Suggestion Tree - poudro.com développeur web freelance

This is a fairly old experiment, it’s been in this state for two years (at least) at time of writing, finally thought I should bring it out of the cupboard and into the open. Here is my “Suggestion Tree”.

The idea behind this is to try to find a “novel” (at the time) way of exploring artist similarities in particular (all similarities in general) using a visual representation on a graph.

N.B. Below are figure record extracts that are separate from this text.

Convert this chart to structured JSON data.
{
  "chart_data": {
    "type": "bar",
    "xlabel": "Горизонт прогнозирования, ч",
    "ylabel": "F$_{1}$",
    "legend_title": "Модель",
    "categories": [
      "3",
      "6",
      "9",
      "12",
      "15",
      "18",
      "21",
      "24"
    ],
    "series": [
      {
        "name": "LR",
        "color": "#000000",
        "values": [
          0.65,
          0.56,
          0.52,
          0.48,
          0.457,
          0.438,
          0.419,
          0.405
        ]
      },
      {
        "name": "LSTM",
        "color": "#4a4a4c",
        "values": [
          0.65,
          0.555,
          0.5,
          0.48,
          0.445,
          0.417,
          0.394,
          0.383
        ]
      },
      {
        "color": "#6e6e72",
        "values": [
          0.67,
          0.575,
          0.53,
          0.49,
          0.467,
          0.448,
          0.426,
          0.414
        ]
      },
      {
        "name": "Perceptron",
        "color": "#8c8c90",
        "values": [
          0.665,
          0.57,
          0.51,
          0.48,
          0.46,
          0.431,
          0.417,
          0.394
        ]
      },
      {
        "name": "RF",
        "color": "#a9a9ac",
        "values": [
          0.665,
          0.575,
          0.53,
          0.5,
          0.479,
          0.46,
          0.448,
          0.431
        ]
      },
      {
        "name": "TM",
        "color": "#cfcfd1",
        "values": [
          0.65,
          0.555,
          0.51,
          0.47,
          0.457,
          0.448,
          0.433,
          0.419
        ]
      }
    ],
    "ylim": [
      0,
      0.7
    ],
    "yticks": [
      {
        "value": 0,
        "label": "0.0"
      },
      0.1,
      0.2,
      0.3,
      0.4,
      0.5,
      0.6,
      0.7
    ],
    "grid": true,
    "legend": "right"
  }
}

There are three sub-experiments to this one page : a crawler, an autocomplete search engine and the visual explorer in itself.

Check it out here.

The crawler

The data I used for this was extracted from Last.fm via their API. It’s the same data that was used for my Mapping the universe of Music experiment (and was originally extracted for this :) ).

The search

The work originally done here was also, in part, used for another experiment : Integrating Full-Text search into WordPress using Xapian. All the work relating to Xapian and trigrams in that post was originally devised to give the best user experience for the Tree. I am particularly fond of what happens when you type in “chili” (for “Red Hot Chili Peppers”) or “head” (for “Talking Heads”). Between the search itself and the UX of the search bar, in retrospect, this could have been a blog post in itself. :)

The visual explorer

Once you have searched for an artist in the search field, there should appear a set of “bubbles” where the center bubble is the artist you searched for and surrounding it is a subset of the similar artists as given by Last.fm (again, the snapshot for this is old, it is outdated now). There are two main things that have already happened, the first one being the selection of the subset which is done using a Binary Search algorithm on all the results and selecting at most 10 (this is very similar to what I described in this post). The second step, is the visualisation itself which is a force directed graph. For each similar artist returned from the AJAX call, is also returned the “similarity index” (a number between 0 and 1 from “not very similar” to “almost exactly the same”) between all the returned artists. This index is used to set the visualisation graph. The strength of the link between two artists on the graph is directly linked to the index (the wider the line the more similar both artists are according to the source). This link is then modelled as using Hooke’s law where k is determined by the similarty index. Repulsion between all bubbles is the same and is governed by Coulomb’s law. This graph is updated in real time in the browser in a canvas. By clicking on another artist, you can reload the graph according the similar artists of this artist.

Finally, there it is. The whole story. I’m glad to have finally written about this project. :)

28 Mar 2013